April 5th -- May 7th, 2011
Reception: April 9th, 2011 5-7PM
John Humble was raised in a military family and grew up traveling the world. Perhaps his ability to see odd and quirky juxtapositions in the most mundane of public tableaux can be attributable to the freshness of eye that one experiences as a “visitor.” Humble, however, has now lived in L.A. for over 30 years and his color photographs continue to uncover aesthetics of chaos and clutter, and a melting pot of architecture. He quotes the Grateful Dead, “once in a while you get shown the light, in the strangest of places, if you look at it right.”
Humble is recognized as a keen observer of Los Angeles and was one of eight photographers awarded a grant from the National Endowment for the Arts to chronicle the city on its bicentennial. In 2007, the Getty mounted a major mid-career retrospective of his photographs entitled: A Place in the Sun: Photographs of Los Angeles by John Humble, accompanied by a significant catalogue.

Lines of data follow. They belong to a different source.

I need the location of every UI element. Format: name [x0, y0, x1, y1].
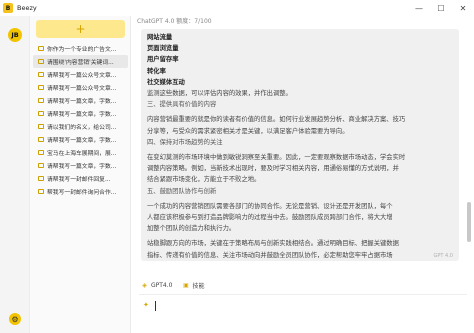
- message-line: 三、提供具有价值的内容: [147, 101, 217, 109]
- message-line: 四、保持对市场趋势的关注: [147, 138, 223, 146]
- chat-bubble-icon: [38, 59, 44, 64]
- minimize-button[interactable]: —: [408, 0, 430, 16]
- conversation-item[interactable]: 请帮我写一篇公众号文章...: [33, 68, 128, 81]
- window-title: Beezy: [17, 4, 37, 12]
- chat-bubble-icon: [38, 163, 44, 168]
- scrollbar-thumb[interactable]: [467, 202, 471, 242]
- window-controls: — ☐ ✕: [408, 0, 474, 16]
- message-model-tag: GPT 4.0: [433, 253, 454, 259]
- message-line: 人都应该积极参与到打造品牌影响力的过程当中去。鼓励团队成员跨部门合作，将大大增: [147, 214, 393, 222]
- message-line: 网站流量: [147, 34, 173, 41]
- message-line: 加整个团队的创造力和执行力。: [147, 225, 236, 233]
- conversation-label: 请围绕'内容营销'关键词...: [47, 60, 114, 66]
- message-line: 转化率: [147, 67, 166, 75]
- message-input[interactable]: [143, 299, 443, 313]
- conversation-label: 请帮我写一篇文章，字数...: [47, 164, 117, 170]
- chat-bubble-icon: [38, 124, 44, 129]
- message-line: 在变幻莫测的市场环境中做到敏锐洞察至关重要。因此，一定要观察数据市场动态，学会实…: [147, 154, 406, 162]
- conversation-label: 请帮我写一篇文章，字数...: [47, 112, 117, 118]
- message-line: 五、鼓励团队协作与创新: [147, 187, 217, 195]
- conversation-item[interactable]: 宝马在上海车展期间，展...: [33, 146, 128, 159]
- chat-bubble-icon: [38, 46, 44, 51]
- chat-bubble-icon: [38, 98, 44, 103]
- skills-icon: ▣: [183, 281, 189, 289]
- model-quota-info: ChatGPT 4.0 额度：7/100: [137, 18, 212, 25]
- message-input-area: ✦: [139, 294, 467, 332]
- conversation-item[interactable]: 请以我们的名义，给公司...: [33, 120, 128, 133]
- conversation-label: 请帮我写一篇公众号文章...: [47, 73, 117, 79]
- chat-bubble-icon: [38, 176, 44, 181]
- conversation-label: 你作为一个专业的广告文...: [47, 47, 117, 53]
- conversation-item[interactable]: 请帮我写一篇文章，字数...: [33, 94, 128, 107]
- chat-bubble-icon: [38, 150, 44, 155]
- conversation-label: 请帮我写一篇文章，字数...: [47, 138, 117, 144]
- conversation-label: 请帮我写一篇文章，字数...: [47, 99, 117, 105]
- message-line: 指标、传递有价值的信息、关注市场动向并鼓励全员团队协作，必定帮助您牢牢占据市场: [147, 251, 393, 259]
- message-line: 结合紧跟市场变化，方能立于不败之地。: [147, 176, 261, 184]
- conversation-item[interactable]: 请帮我写一篇文章，字数...: [33, 133, 128, 146]
- conversation-item[interactable]: 请帮我写一篇文章，字数...: [33, 159, 128, 172]
- new-chat-button[interactable]: +: [36, 20, 125, 38]
- message-line: 内容营销最重要的就是你的读者有价值的信息。如何行业发展趋势分析、商业解决方案、技…: [147, 116, 406, 124]
- user-avatar[interactable]: JB: [8, 28, 22, 42]
- message-line: 页面浏览量: [147, 45, 179, 53]
- chat-bubble-icon: [38, 85, 44, 90]
- skills-button[interactable]: ▣ 技能: [182, 281, 204, 290]
- conversation-item[interactable]: 你作为一个专业的广告文...: [33, 42, 128, 55]
- message-line: 分享等，与受众的需求紧密相关才是关键，以满足客户体验需要为导向。: [147, 127, 349, 135]
- conversation-item[interactable]: 请帮我写一封邮件回复...: [33, 172, 128, 185]
- message-line: 调整内容策略。例如，当新技术出现时，要及时学习相关内容，用通俗易懂的方式说明，并: [147, 165, 399, 173]
- skills-label: 技能: [192, 282, 205, 290]
- message-line: 监测这些数据，可以评估内容的效果，并作出调整。: [147, 90, 292, 98]
- message-line: 社交媒体互动: [147, 78, 185, 86]
- conversation-label: 请帮我写一篇公众号文章...: [47, 86, 117, 92]
- conversation-sidebar: + 你作为一个专业的广告文... 请围绕'内容营销'关键词... 请帮我写一篇公众号…: [30, 16, 131, 333]
- conversation-item[interactable]: 帮我写一封邮件询问合作...: [33, 185, 128, 198]
- chat-icon: ◈: [142, 281, 147, 289]
- chat-bubble-icon: [38, 189, 44, 194]
- conversation-item[interactable]: 请帮我写一篇公众号文章...: [33, 81, 128, 94]
- chat-bubble-icon: [38, 111, 44, 116]
- message-line: 用户留存率: [147, 56, 179, 64]
- model-selector-label: GPT4.0: [151, 281, 173, 289]
- title-bar: B Beezy — ☐ ✕: [0, 0, 474, 16]
- input-toolbar: ◈ GPT4.0 ▣ 技能: [141, 279, 215, 291]
- chat-bubble-icon: [38, 72, 44, 77]
- message-line: 一个成功的内容营销团队需要各部门的协同合作。无论是营销、设计还是开发团队，每个: [147, 202, 393, 210]
- conversation-label: 帮我写一封邮件询问合作...: [47, 190, 117, 196]
- conversation-list: 你作为一个专业的广告文... 请围绕'内容营销'关键词... 请帮我写一篇公众号文章…: [33, 42, 128, 198]
- app-logo: B: [3, 3, 13, 13]
- conversation-label: 请帮我写一封邮件回复...: [47, 177, 111, 183]
- chat-bubble-icon: [38, 137, 44, 142]
- conversation-item[interactable]: 请围绕'内容营销'关键词...: [33, 55, 128, 68]
- left-rail: JB ⚙: [0, 16, 30, 333]
- model-selector[interactable]: ◈ GPT4.0: [141, 282, 172, 289]
- message-line: 站稳脚跟方向的市场，关键在于策略布局与创新实践相结合。通过明确目标、把握关键数据: [147, 240, 399, 248]
- conversation-label: 请以我们的名义，给公司...: [47, 125, 117, 131]
- maximize-button[interactable]: ☐: [430, 0, 452, 16]
- chat-panel: ChatGPT 4.0 额度：7/100 网站流量页面浏览量用户留存率转化率社交…: [131, 16, 474, 333]
- close-button[interactable]: ✕: [452, 0, 474, 16]
- gear-icon[interactable]: ⚙: [9, 313, 21, 325]
- assistant-message: 网站流量页面浏览量用户留存率转化率社交媒体互动监测这些数据，可以评估内容的效果，…: [141, 29, 459, 261]
- conversation-label: 宝马在上海车展期间，展...: [47, 151, 117, 157]
- conversation-item[interactable]: 请帮我写一篇文章，字数...: [33, 107, 128, 120]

In this, his first exhibition with Craig Krull Gallery, Humble decided to broaden his scope and “drive around the United States and photograph the American Landscape.” Previously, his work was created with a large view camera, but advancements in digital photography enabled him to make his new photos with a hand-held camera, allowing more freedom and mobility. Humble made a series of extensive trips, staying primarily on smaller country roads. It is, of course, significant that his explorations were made in a car, and that his discoveries have become part of a great tradition in American photographic road trips. Like his observations in Los Angeles, these American pictures are about insights in juxtaposition; aged and vacant storefronts sit beside gaudy drive-thrus, hand-painted religious billboards stand in empty fields, as do newly constructed, box-like churches that look more like concrete-slab industrial parks.As a counterpoint to Humble’s photographs of Middle America, he will concurrently present a series of photographs of Venice Beach. As the artist describes it, “there is no place in the world like the tawdry three-ring circus of Venice…electric guitar players on rollerblades, marijuana doctors, tarot readers, muscle builders, tattoo shops, drug addicts, entertainers, and people speaking every language under the sun.”